Electric Vehicle Thrust In Hyundai’s Planned $52 Billion Investment


12/04/2019




Electric Vehicle Thrust In Hyundai’s Planned $52 Billion Investment
Electrification is the need of the hour as well as the future of the global auto industries. All of the global auto giants are well aware of the need to quickly develop technologies, expertise and capacity to manufacture electric powered vehicles much faster than they need to develop new pollution suppressing technologies for the vehicles with internal combustion engines. And they are spending billions to attain that capacity.
 
The latest in this line is the South Korean auto giant Hyundai Motors which announced on Wednesday that it would make an investment of about 61.1 trillion won between 2020 and 2025.  About one third of the money will be directed at development of technologies and capacities for electric and autonomous cars.
 
However analysts say that they want to see the company actually making investment in the next generation technologies.  
 
Under its "Strategy 2025" road map as unveiled by the South Korean carmaker, the company plans to make an annual average spending of 10 trillion won. That amount of investment is more than what it did in the previous years and more than the 6.1 trillion won that it had invested in 2018.
 
The revelation of the news resulted in a 2 per cent growth in the shares of the company but the stocks fell back and gave up most of the gains made by the close of trade. Analysts and investors are now waiting to see whether the company is able to translate its announcement into action.  
 
"Its announcement of investment plan and goals is full of good words, but not real results yet," said Lee Han-joon, an analyst at KTB Investment & Securities. "The plan itself also wasn't an amazing one."
 
One of the focuses of the top car maker of South Korea is to catch up with some of its rivals as well as startups in the area of self-driving cars and bringing them to market.
 
Euisun Chung, the executive vice chairman of the company said that the company is also planning to develop flying cars and believes that it would be much easier to commercialize the innovation much before it would be possible to commercialize the most advanced self-driving cars.
 
Hyundai said in a presentation to investors that in the current trend of a shift of the auto industry towards zero-emission and self-driving technology, ensuring that the companies survive is the key because of the need to make investments for developing those new technologies.
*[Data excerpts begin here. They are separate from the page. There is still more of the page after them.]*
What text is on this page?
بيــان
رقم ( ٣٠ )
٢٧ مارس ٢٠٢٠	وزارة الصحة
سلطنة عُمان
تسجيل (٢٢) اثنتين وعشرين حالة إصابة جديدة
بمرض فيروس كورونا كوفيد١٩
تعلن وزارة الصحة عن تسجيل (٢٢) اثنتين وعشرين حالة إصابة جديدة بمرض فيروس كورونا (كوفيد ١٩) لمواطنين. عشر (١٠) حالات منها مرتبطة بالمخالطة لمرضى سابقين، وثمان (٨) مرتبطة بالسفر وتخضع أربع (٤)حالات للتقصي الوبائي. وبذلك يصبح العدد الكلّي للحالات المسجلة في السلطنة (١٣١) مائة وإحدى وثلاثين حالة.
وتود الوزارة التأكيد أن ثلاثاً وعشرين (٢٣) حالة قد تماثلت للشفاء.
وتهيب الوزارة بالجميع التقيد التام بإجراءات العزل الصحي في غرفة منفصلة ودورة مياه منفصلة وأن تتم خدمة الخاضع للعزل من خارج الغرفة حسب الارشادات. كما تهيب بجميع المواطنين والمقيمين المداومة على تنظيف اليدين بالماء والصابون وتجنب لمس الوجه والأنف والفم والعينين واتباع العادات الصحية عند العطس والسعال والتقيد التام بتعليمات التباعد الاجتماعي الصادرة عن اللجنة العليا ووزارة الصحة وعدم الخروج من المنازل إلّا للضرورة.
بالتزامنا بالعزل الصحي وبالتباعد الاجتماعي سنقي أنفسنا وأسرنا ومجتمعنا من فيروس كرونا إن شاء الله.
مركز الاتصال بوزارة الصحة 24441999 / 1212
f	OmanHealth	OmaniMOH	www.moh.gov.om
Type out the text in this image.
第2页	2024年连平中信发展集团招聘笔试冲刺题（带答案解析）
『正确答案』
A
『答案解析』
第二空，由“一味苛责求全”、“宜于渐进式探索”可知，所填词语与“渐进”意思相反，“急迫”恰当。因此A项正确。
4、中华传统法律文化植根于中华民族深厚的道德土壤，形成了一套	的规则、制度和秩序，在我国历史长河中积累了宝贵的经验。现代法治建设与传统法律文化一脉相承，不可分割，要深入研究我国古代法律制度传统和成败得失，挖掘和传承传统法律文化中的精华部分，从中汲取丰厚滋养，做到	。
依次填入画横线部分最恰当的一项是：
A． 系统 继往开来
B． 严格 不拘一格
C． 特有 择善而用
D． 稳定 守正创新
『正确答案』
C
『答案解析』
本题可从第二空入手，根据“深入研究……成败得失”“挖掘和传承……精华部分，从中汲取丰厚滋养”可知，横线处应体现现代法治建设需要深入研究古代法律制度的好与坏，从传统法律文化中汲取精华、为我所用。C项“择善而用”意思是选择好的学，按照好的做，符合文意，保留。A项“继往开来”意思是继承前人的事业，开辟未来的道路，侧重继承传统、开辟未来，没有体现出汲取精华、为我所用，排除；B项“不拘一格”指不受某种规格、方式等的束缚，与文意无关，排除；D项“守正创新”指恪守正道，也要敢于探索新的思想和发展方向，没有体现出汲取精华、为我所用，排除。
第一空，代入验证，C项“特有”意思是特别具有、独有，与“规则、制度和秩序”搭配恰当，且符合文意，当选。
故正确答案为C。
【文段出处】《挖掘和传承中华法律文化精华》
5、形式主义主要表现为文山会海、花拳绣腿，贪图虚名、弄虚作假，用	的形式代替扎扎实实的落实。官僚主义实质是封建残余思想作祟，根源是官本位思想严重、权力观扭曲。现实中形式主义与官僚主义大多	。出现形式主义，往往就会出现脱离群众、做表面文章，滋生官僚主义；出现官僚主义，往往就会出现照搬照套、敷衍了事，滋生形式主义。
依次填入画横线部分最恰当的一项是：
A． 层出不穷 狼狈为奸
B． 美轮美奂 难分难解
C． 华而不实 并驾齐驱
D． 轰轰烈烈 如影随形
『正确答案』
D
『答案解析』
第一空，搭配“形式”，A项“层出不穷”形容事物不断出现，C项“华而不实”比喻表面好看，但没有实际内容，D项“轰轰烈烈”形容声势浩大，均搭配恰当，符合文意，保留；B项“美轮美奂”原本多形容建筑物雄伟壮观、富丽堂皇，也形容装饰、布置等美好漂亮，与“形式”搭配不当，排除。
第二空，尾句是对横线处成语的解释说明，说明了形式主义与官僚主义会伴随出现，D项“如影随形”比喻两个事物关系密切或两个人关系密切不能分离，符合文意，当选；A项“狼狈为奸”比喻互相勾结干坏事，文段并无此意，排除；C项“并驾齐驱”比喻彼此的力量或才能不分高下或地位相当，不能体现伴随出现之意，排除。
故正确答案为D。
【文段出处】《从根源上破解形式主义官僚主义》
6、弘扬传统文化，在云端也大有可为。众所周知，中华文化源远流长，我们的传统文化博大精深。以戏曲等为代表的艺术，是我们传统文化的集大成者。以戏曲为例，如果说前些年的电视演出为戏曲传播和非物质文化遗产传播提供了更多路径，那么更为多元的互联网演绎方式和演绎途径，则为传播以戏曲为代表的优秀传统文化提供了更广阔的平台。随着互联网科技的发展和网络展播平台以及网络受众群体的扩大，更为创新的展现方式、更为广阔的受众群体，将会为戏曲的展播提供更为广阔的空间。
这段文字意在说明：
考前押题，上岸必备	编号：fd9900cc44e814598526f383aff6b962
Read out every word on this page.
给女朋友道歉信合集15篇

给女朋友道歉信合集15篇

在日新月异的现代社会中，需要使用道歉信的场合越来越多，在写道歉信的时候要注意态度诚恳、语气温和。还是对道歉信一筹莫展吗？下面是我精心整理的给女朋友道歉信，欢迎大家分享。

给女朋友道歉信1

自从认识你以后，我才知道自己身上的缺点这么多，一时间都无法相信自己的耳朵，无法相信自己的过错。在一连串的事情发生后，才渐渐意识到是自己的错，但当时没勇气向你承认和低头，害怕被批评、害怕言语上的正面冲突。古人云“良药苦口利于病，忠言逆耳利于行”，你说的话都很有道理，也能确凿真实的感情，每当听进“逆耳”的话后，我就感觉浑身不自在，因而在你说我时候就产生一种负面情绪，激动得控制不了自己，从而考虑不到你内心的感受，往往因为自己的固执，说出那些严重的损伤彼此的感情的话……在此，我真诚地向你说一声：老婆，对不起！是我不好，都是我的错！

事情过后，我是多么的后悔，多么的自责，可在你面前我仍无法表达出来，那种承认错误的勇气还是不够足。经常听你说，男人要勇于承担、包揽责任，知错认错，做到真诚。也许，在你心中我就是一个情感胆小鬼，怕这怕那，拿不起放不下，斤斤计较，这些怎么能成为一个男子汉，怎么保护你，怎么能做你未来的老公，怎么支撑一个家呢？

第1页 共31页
This has become more acute because slowing demand and sale of cars had hit company profits significantly.   
 
The area of future technologies will receive over a period of six year about 20 trillion won of the total investment, the company said.
 
The company further said that it wants to see itself among the top three companies of the world in the area of manufacturing of battery and fuel cell vehicles, by 2025, which is an ambitious deadline according to some analysts. The company also has set a target of achieving annual sales of 670,000 electric vehicles would include sale of about 560,000 battery powered cars.
 
By 2022, the company also wants to cut raw down its costs for material by 34.5 trillion
 
"So, the goal is set, now results should be good, with good products being delivered," said Kim Jin-woo an analyst at Korea Investment & Securities. "That's when investors will make a decision about their bets on Hyundai."